Upcoming massively multiplayer space sim, Star Citizen, just hit $37 million in crowdsourced funds.
That's officially 74 times the amount set as its original $500,000 Kickstarter goal. $500,000 goal, hardy-har! CEO Chris Roberts, mastermind behind Star Citizen and the venerated Wing Commander series, was being embarrassingly modest when he set that goal. But who knew? Star Citizen was already on its way to becoming the highest crowdfunded project ever. Not just on Kickstarter. Not just in video games. But like, ever.
Despite the Kickstarter campaign ending November 19, 2012, Star Citizen still pulled in between $45,000 and $58,000 per day last week. Its nearly 370,000 backers have dropped about $100 apiece. Not shabby for a game that only costs $30 to get in on the ground floor. ($40 if you want in on the unscheduled alpha and beta testing.) Star Citizen is an MMO, but will only charge a one-time fee, a la Guild Wars. An in-game store, however, will keep Roberts' money coffers stuffed.
These million-dollar stretch goals, however, are getting thin. That last stretch goal – the one that got Star Citizen from $36 million to $37 million – reportedly unlocked, as far as I can tell, one additional star system. For scale, Star Citizen added a new star system for every $100,000 pledged, back when the game was reaching for a paltry $4 million. Then, once it had hit $6 million, they already guaranteed 100 star systems in the game. Star systems have effectively gone from $60,000 a piece to $1 million a pop. Know what the $38 million stretch goal will get you? One more star system. The last system stretch goal – which skips $39 million and goes straight for $40 million – will net you one of three things: a lost colony, a ghost world, or a science outpost. We're not even talking star systems anymore for your millions of dollars; we're talking (maybe) a planet, or (maybe) a station.

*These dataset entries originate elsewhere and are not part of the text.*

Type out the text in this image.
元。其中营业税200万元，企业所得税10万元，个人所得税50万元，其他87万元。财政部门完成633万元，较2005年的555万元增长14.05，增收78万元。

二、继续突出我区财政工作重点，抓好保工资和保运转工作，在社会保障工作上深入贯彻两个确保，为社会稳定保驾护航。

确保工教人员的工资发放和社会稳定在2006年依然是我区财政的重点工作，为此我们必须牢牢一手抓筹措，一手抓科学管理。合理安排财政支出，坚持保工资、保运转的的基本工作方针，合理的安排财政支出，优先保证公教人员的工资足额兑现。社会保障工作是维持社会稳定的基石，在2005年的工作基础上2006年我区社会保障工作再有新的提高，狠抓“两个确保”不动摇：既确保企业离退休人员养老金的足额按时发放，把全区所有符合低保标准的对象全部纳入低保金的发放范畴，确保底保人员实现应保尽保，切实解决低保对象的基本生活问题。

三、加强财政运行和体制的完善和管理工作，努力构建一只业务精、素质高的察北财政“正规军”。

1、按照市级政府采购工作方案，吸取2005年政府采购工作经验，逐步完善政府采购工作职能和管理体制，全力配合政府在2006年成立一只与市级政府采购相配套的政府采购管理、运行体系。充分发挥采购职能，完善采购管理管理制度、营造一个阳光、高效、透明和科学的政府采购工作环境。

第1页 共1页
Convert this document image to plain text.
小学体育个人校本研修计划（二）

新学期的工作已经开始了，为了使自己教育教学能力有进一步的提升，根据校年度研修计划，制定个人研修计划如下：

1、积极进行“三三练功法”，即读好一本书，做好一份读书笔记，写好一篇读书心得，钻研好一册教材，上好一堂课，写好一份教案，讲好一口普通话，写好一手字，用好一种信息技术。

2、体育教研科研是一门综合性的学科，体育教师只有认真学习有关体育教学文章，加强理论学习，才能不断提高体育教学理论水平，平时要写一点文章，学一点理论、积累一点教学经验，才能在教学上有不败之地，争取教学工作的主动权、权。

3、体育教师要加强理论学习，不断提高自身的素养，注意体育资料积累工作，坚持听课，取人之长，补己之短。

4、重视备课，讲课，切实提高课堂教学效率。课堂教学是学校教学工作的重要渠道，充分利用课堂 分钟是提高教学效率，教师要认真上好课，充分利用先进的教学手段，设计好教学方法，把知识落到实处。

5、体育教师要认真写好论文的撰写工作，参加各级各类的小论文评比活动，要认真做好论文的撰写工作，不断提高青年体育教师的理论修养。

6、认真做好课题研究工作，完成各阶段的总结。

That's why we can all stop crowdfunding Star Citizen now. That's all, folks. Wrap it up. Great job. The Law of Diminishing Returns makes it apparent that their stretch goals have stretched about as far as they can stretch. I think Roberts' team would like to just finish what's already on their enormous plate, thank you.
But who am I kidding? I just put that $30 starter package in my Roberts Space Industries shopping cart, and I suspect I won't be the last one to do so. Heck, I'm being a cheapskate. Remember: the average player has already thrown down a Benjamin to be able to play earlier and with bigger, badder ships than I'll start off with at my measly $30. But that's the kicker: I'm basically putting in a pre-order, even though it's going under the guise of "crowdfunding." There are arguments that crowdfunding is a risk, not an investment, but let's not kid ourselves with that either. We're getting the game. Roberts will deliver. But when does crowdfunding officially become pre-purchasing, exactly? At what frothy amount did that happen?
In Roberts' latest Letter from the Chairman, he's still gracious enough to sound humble about it all. "You've pushed Star Citizen to $37 million in crowdfunding! And that amount is only one of the numbers I'm having trouble believing today." Roberts goes on to say that players have created 4,924 player-run Organizations in the first 12 hours of the Organization system having gone online. Star Citizen players are hungry! And they want to play together in Organizations!
But they'll have to wait. Star Citizen has an estimated Q1 2015 release. No dates on open alpha or beta testing either. Star Citizen is, however, releasing "modules" for players to test. The first was the Hangar Module, allowing players to walk around their already-purchased ships (that's what some of your pledge dollars gets you) in a 3D environment. The hangar gives you the ability to tryout different payloads and armament arrangements. It's basically the longest pre-flight check anyone's ever participated in.
Roberts plans to collect crowdfunding dollars up until launch date. Were Star Citizen to keep up its current rate of funding, pulling in about $54,000 per day, Star Citizen should tally somewhere between $2.8 and $3.2 billion by early 2015. But that can't happen, right? I mean, Star Citizen hopefuls have to run out of money sometime. Right?